If you turn on the news right now, chances are you’ll probably hear someone talking about models. And they are important. They’re a crucial tool in helping us visualise the path of COVID-19, meaning we can start to make predictions about which interventions might work and which might not.
So what actually are they?
Models are representations of the real world. Think about a cardboard box. We know three measurements:
- l (length),
- w (width), and
- h (height)
And the formula for the volume of a cuboid is:
Volume = l x w x h
So we have a (very simple) mathematical model of the space in that box. Of course, the model is not the same as the real thing. We didn’t think about the thickness of the cardboard, or any other subtleties. But this sort of mathematical representation is essentially what models are. They’re used to help scientists describe and explain things they can’t experience directly.
Models and pandemics
Now let’s turn to epidemiology (the study of how often diseases occur in different groups of people and why). Using mathematical and computational models of the world, epidemiologists can begin to predict how diseases may progress in a given population. And – crucially – the effect that different interventions may have on the spread. With the right models, we can start to answer questions like “how big will the outbreak be?”, “how will it develop?”, and “how could we control it?”.
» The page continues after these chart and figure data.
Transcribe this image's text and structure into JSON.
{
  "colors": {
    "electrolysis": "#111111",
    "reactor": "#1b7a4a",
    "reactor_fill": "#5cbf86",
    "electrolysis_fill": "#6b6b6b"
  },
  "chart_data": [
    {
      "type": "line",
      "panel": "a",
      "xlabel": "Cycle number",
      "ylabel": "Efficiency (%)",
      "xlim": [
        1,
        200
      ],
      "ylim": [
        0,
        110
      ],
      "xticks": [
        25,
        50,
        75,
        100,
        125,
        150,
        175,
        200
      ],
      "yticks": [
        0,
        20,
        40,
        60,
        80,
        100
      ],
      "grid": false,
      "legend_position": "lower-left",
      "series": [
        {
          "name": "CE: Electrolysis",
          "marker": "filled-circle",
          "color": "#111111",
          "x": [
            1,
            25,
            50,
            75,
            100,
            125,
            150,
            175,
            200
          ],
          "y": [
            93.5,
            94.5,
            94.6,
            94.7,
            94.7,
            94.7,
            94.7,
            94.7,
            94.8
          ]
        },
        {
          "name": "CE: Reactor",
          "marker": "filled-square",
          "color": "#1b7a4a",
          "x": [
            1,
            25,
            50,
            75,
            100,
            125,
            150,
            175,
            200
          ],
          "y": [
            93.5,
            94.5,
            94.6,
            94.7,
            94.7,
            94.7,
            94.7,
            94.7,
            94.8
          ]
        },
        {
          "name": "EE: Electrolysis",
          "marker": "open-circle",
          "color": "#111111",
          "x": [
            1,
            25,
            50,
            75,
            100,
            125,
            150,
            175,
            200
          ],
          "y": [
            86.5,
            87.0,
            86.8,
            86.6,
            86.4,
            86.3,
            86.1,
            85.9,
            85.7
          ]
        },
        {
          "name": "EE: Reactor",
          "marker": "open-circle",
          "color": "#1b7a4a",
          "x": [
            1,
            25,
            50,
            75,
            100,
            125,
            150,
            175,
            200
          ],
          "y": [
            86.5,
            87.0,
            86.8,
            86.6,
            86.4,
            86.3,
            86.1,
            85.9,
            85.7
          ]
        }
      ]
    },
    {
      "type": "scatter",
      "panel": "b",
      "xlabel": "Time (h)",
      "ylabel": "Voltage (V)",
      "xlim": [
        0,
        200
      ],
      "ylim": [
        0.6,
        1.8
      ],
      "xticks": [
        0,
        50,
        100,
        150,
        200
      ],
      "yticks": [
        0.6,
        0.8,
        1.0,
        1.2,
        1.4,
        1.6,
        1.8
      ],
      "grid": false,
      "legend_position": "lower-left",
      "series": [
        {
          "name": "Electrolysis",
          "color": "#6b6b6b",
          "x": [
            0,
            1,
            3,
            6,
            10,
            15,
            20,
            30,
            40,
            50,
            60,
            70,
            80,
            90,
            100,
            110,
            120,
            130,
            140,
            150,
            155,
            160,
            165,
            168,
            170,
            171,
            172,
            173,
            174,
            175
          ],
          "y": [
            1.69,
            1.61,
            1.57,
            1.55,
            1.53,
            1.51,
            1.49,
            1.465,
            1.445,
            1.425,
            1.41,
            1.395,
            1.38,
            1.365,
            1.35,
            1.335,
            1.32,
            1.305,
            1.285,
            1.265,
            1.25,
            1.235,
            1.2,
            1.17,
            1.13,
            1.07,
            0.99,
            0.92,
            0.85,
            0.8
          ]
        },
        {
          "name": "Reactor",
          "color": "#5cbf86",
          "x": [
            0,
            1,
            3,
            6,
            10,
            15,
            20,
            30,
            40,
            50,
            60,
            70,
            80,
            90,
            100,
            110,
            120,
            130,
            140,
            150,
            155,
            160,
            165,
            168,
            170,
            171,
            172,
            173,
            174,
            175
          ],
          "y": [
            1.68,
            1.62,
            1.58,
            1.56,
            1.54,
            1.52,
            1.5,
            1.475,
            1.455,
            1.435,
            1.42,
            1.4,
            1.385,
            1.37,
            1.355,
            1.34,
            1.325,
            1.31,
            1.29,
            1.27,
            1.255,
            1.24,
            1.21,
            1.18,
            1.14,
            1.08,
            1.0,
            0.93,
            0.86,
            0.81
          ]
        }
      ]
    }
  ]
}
These models, and the statistical tools that underpin them, are highly complex. In fact, to most of us, they’re something of a black box. Many sources of data are used in mathematical modelling, with some forms of model requiring vastly more data than others. And in reality, many models aren’t complex enough to capture the multifarious subtleties of disease outbreaks. Some are based upon assumptions which could turn out to be wrong. Others produce vastly different pictures. But they’re still helpful.
This is because modelling, when done well, allows us to test a variety of possible strategies in computer simulations before applying them in reality. Scientists spend significant amounts of time building, testing, comparing, and revising models. And more time still interpreting and discussing their implications.
“All models are wrong, but some are useful.”
Insights drawn from models can be used to inform real-life decisions, including government policy. The reason we’re all social distancing is because models predict that this would massively reduce the spread of COVID-19.
Even so, there’s a lot that models don’t capture. They cannot anticipate the development of an antiviral treatment that reduces the need for hospital beds, for example. But that’s the nature of modelling. They are always complex, often flawed, and sometimes useful.
This means that models get argued about. A lot. And particularly when they have significant implications, as with models of COVID-19. But understanding what models are for, and their limitations, makes them a vital tool in our response to pandemics.